A primeira semana do shakedown da Fórmula 1 para a temporada de 2026 já oferece um panorama importante sobre quem iniciou bem — ou mal — a jornada rumo às novas regras. Contrariando a intuição comum, o foco principal não foram os tempos de volta, mas sim a confiabilidade e a capacidade de rodar sem problemas.
Com os carros de 2026 fazendo suas primeiras aparições na pista, mesmo sem cronometragem oficial divulgada, as conclusões mais valiosas giram em torno da durabilidade das unidades de potência e da estabilidade dos projetos iniciais das equipes. Este período de testes é crucial, pois marca a adaptação a um regulamento completamente renovado, que introduz cinco fabricantes de motores: Mercedes, Ferrari, Red Bull–Ford, Audi e Honda.
Dez das onze equipes do grid estiveram em Barcelona para esta atividade inicial, com a Williams sendo a única ausência. A Aston Martin, por sua vez, participou de apenas dois dos três dias disponíveis. O objetivo primordial nesta fase era simples: acumular o máximo de voltas possível.
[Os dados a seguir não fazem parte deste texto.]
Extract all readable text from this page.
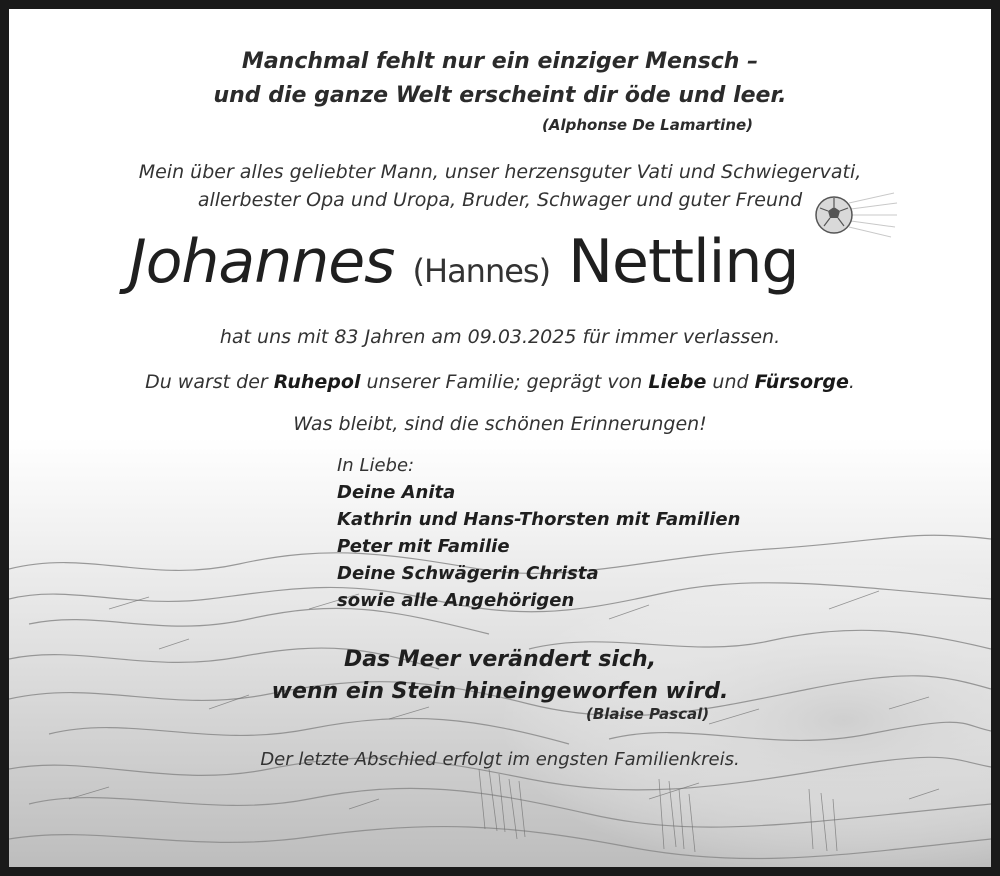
Manchmal fehlt nur ein einziger Mensch –
und die ganze Welt erscheint dir öde und leer.
(Alphonse De Lamartine)
Mein über alles geliebter Mann, unser herzensguter Vati und Schwiegervati,
allerbester Opa und Uropa, Bruder, Schwager und guter Freund
Johannes (Hannes) Nettling
hat uns mit 83 Jahren am 09.03.2025 für immer verlassen.
Du warst der Ruhepol unserer Familie; geprägt von Liebe und Fürsorge.
Was bleibt, sind die schönen Erinnerungen!
In Liebe:
Deine Anita
Kathrin und Hans-Thorsten mit Familien
Peter mit Familie
Deine Schwägerin Christa
sowie alle Angehörigen
Das Meer verändert sich,
wenn ein Stein hineingeworfen wird.
(Blaise Pascal)
Der letzte Abschied erfolgt im engsten Familienkreis.
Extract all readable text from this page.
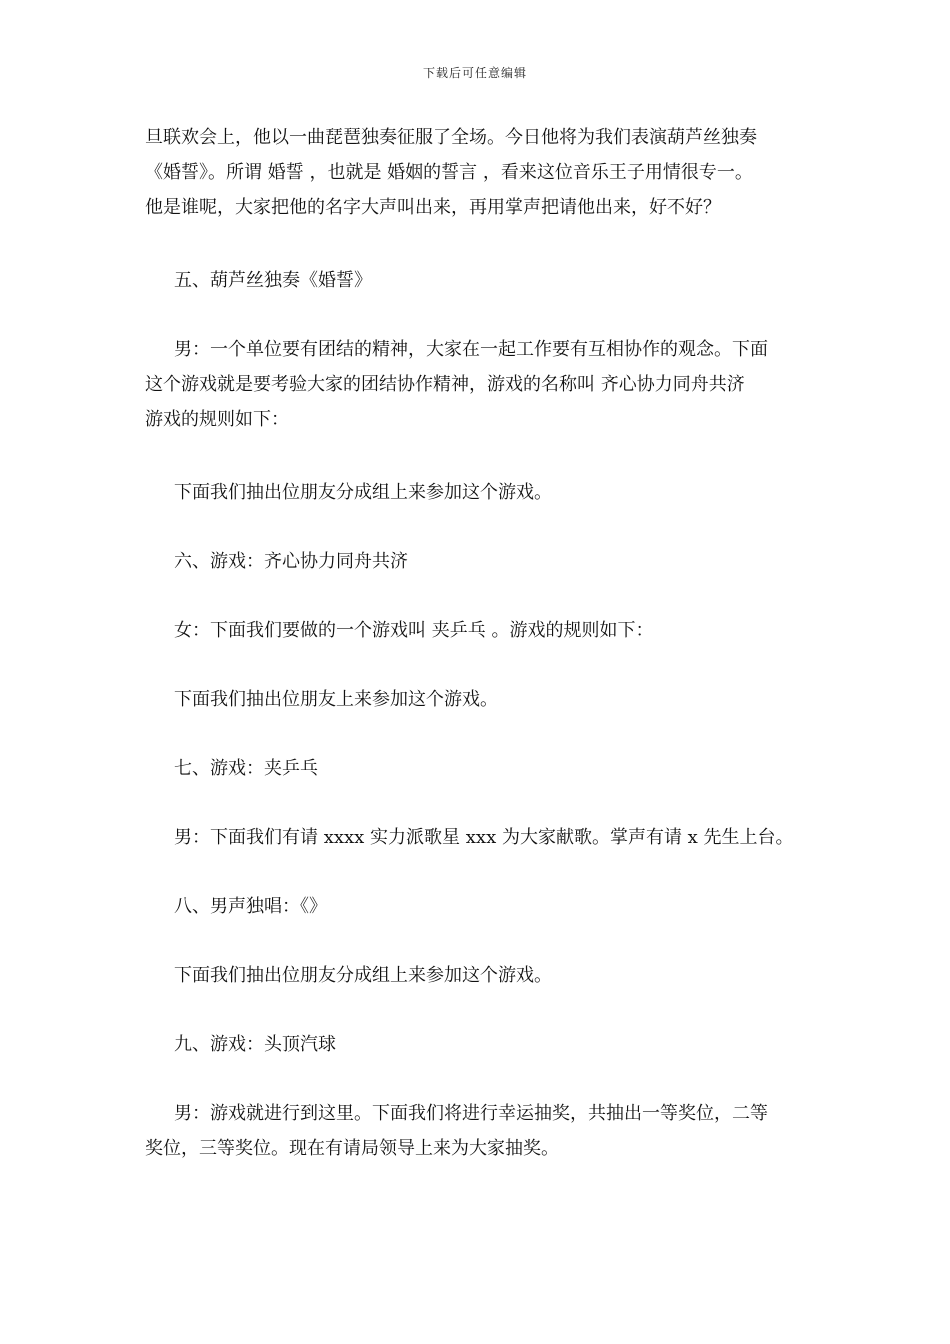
下载后可任意编辑
旦联欢会上，他以一曲琵琶独奏征服了全场。今日他将为我们表演葫芦丝独奏
《婚誓》。所谓 婚誓 ，也就是 婚姻的誓言 ，看来这位音乐王子用情很专一。
他是谁呢，大家把他的名字大声叫出来，再用掌声把请他出来，好不好？
五、葫芦丝独奏《婚誓》
男：一个单位要有团结的精神，大家在一起工作要有互相协作的观念。下面
这个游戏就是要考验大家的团结协作精神，游戏的名称叫 齐心协力同舟共济
游戏的规则如下：
下面我们抽出位朋友分成组上来参加这个游戏。
六、游戏：齐心协力同舟共济
女：下面我们要做的一个游戏叫 夹乒乓 。游戏的规则如下：
下面我们抽出位朋友上来参加这个游戏。
七、游戏：夹乒乓
男：下面我们有请 xxxx 实力派歌星 xxx 为大家献歌。掌声有请 x 先生上台。
八、男声独唱：《》
下面我们抽出位朋友分成组上来参加这个游戏。
九、游戏：头顶汽球
男：游戏就进行到这里。下面我们将进行幸运抽奖，共抽出一等奖位，二等
奖位，三等奖位。现在有请局领导上来为大家抽奖。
Quanto mais um motor, uma equipe ou um piloto conseguisse completar, mais robusto e promissor era o sinal do projeto em desenvolvimento.
É importante ressaltar que os números apresentados a seguir não são oficiais e podem ter pequenas variações, uma vez que a FIA não divulga esses dados publicamente e as equipes mantêm sigilo sobre os detalhes de seus programas de testes.
Voltas por Motor: Quem Largou na Frente na Confiabilidade?
No quesito de quilometragem total, a Mercedes demonstrou uma clara liderança. A unidade de potência alemã, utilizada por quatro equipes, somou impressionantes 1.128 voltas. Esse número robusto indica um bom começo para o fabricante.
Na sequência, a Ferrari registrou 992 voltas, mostrando também uma boa base de confiabilidade. A Red Bull–Ford, uma das novas parcerias, acumulou 621 voltas, um desempenho razoável para a fase inicial.
Os dados mais preocupantes vieram dos estreantes e retornantes. A Audi conseguiu completar apenas 239 voltas, enquanto a Honda teve o pior desempenho do shakedown, com somente 66 voltas registradas. Estes números podem indicar desafios significativos a serem superados antes da temporada.
Desempenho por Equipe: As Mais Produtivas na Pista
Analisando a quilometragem por equipe, o ranking reflete quem conseguiu otimizar melhor os dias de pista. As três equipes que mais rodaram foram Mercedes, Ferrari e Haas, indicando que seus pacotes iniciais foram mais resilientes.
Em seguida, aparecem Alpine, Racing Bulls, Red Bull, McLaren, Audi, Cadillac e Aston Martin. A última, como mencionado, teve seu total de voltas impactado por não participar de todos os dias de testes disponíveis.
Pilotos em Ação: Os Que Mais Rodaram no Shakedown
Entre os pilotos, a lista dos que mais completaram voltas durante o shakedown é uma mistura interessante de experiência e juventude:
- George Russell
- Esteban Ocon
- Kimi Antonelli
- Pierre Gasly
- Charles Leclerc
- Lewis Hamilton
- Arvid Lindblad
- Isack Hadjar
- Lando Norris
- Liam Lawson
A presença de nomes experientes ao lado de jovens talentos reforça que, neste estágio inicial, a prioridade máxima não era a performance ou a busca por tempos rápidos, mas sim a coleta de dados, o entendimento do comportamento dos carros de 2026 e a validação da confiabilidade dos novos componentes.